Cost-effective aggregate production begins with employees who are knowledgeable about the maintenance requirements and operational parameters of the cone crushers they operate. There are certain proven methods and practices industry experts use to ensure a smooth crushing operation. This article presents key tips that will help you maximize your cone crushing operation.
1. Operate at a consistent closed-side discharge setting. Producing a consistent product quantity, quality, uniformity and attaining a balanced circuit begins with operating the cone crusher at a consistent closed-side discharge setting. If a crusher is allowed to operate at a wider-than-optimum setting for even a short period of time, the result will be less product and an increase in oversized material.
Keep in mind that oversized product almost always creates circuit flow problems within the aggregate plant. An example of the effect that crusher setting has on the product gradation is as follows: If the target crusher setting is 3/8 in. (10 mm) but the setting is not checked and it wears open to 1/2 in. (13 mm), then the end result is a 15 percent decrease in the minus 3/8-in. (10 mm) material size. This is a substantial decrease in productivity.

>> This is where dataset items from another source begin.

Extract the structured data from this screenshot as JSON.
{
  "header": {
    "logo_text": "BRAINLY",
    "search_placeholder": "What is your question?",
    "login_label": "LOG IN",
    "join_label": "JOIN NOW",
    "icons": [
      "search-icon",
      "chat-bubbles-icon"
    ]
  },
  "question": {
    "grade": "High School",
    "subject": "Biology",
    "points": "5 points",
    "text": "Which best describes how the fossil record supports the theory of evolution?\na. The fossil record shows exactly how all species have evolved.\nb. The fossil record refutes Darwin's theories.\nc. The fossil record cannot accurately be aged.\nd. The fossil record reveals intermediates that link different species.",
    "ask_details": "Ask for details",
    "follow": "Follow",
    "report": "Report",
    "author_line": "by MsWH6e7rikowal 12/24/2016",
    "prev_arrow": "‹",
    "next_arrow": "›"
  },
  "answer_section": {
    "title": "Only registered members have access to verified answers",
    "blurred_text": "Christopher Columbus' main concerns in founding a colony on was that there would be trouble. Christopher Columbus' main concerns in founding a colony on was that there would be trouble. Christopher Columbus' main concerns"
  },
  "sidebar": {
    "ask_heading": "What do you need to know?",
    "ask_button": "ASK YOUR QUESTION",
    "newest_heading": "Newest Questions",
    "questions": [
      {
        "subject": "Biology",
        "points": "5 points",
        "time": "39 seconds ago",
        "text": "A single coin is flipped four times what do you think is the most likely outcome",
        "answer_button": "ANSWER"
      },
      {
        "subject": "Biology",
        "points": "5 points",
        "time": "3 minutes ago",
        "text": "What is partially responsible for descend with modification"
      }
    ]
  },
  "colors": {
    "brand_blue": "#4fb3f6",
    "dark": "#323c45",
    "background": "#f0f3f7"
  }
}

Most aggregate producers would be amazed at the revenue lost each year due to the simple fact that crushers are not being operated at consistent closed-side settings. The crusher setting should be checked on a per-shift basis.
2. Operate at a consistent “choke-fed” cavity level. If a crusher operates at varying cavity levels throughout the shift, the result will be an inconsistent product shape and inconsistent production rate. Operating a cone crusher at a low cavity level (half cavity) will result in a significantly coarser product gradation, and this low cavity level will also produce more flat and elongated product particles.
Efforts should be made to operate the crusher at a proper choke-fed cavity level, as the favorable end result will be increased crusher throughput tonnage and a more cubical-shaped product. This tip is particularly important for the tertiary (short head) crushers in the circuit, as they produce the vast majority of an aggregate operation’s salable products.
3. Do not trickle feed the crusher. Trickle feeding a cone crusher should be avoided because it not only results in poor productivity and poor product shape, but it can also adversely affect bearing alignment within said crusher. Due to the operational characteristics of a cone crusher, when crushing, it should never be operated below 40 percent rated horsepower. To obtain a proper “loaded bearing alignment” and to maximize productivity, the crusher should be operated above 40 percent rated horsepower yet below 100 percent rated horsepower of the drive motor.
A power draw of 75 to 95 percent is a great target range to stay within while crushing. Excessive power peaks, particularly above 110 percent rated horsepower, should be avoided as this could lead to premature crusher failure.
4. Ensure the feed is evenly distributed. The incoming feed material should be directed on a vertical plane into the center of the crusher. When the incoming feed is not directed into the center of the cone, one side of the crushing cavity could be quite full while the opposite side of the cavity could be low or empty. This will always result in a low crusher throughput tonnage, the production of more flat and elongated product particles and oversized product.
This typically prompts crusher operators to tighten the crusher setting in order to get the crusher to make the smaller product size that they are trying to produce. This in turn can result in an overload condition in the form of adjustment ring movement on the side of the crusher that is heavily loaded. Over the long term, this can cause the adjustment ring to become tilted on the main frame, resulting in an even larger loss of productivity.